Che il Tour servirà principalmente in chiave olimpica è confermato nuovamente da Roodhooft e quasi sembra che si stia lavorando per costruire la… macchina perfetta. Un campione che corre solo quando è certo di poter vincere e per il resto del tempo preferisca allenarsi per i fatti suoi. Con buona pace dei corridori normali che potrebbero vantarsi di averlo battuto, trovandolo in un giorno di condizione mezza e mezza. Si è grandi anche dando dignità e spessore alle vittorie degli altri, ma di questo la modernità del ciclismo non tiene conto. In un modo o nell’altro, il Tour di Mathieu Van der Poel finirà a Parigi con le Olimpiadi.

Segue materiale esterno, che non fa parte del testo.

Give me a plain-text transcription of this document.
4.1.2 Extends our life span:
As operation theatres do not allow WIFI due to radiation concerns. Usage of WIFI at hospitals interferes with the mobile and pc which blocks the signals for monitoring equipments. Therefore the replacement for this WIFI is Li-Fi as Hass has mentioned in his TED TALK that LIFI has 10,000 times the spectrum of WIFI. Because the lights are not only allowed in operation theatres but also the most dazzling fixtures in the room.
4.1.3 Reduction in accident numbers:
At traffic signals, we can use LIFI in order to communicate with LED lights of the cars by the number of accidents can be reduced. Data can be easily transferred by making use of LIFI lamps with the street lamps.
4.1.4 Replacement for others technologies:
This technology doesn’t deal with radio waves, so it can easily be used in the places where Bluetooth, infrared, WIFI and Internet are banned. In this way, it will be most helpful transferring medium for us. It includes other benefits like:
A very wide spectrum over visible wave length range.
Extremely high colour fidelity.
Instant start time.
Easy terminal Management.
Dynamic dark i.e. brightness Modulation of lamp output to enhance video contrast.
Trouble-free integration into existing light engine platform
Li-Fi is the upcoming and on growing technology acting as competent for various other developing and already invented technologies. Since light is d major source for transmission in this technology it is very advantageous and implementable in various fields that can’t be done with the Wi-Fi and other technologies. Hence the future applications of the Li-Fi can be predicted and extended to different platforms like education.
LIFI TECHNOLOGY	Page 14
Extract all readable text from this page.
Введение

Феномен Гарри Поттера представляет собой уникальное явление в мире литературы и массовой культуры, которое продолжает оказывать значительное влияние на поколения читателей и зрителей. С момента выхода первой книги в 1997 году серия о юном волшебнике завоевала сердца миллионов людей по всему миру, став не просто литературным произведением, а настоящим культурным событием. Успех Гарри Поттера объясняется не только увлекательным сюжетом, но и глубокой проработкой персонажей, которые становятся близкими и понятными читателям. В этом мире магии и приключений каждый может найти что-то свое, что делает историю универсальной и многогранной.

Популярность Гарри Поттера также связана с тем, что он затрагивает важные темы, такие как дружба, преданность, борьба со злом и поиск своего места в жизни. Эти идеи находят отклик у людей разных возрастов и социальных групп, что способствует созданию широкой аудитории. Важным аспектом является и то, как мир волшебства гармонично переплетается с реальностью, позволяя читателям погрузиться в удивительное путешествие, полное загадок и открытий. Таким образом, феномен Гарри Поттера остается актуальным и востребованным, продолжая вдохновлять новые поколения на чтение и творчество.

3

«Ci sono poche tappe in cui Mathieu potrà perseguire obiettivi personali – dice Roodhoft – ma il resto del Tour è dedicato principalmente alle Olimpiadi. Non bisognerebbe mai definire il Tour una gara di preparazione, ma per corridori del suo calibro ci sono tappe che si possono considerare tali. Nel ciclismo moderno, ogni squadra sa cosa ciascun corridore deve fare ogni giorno. E’ diventato tutto molto ben definito e questo vale anche per lui».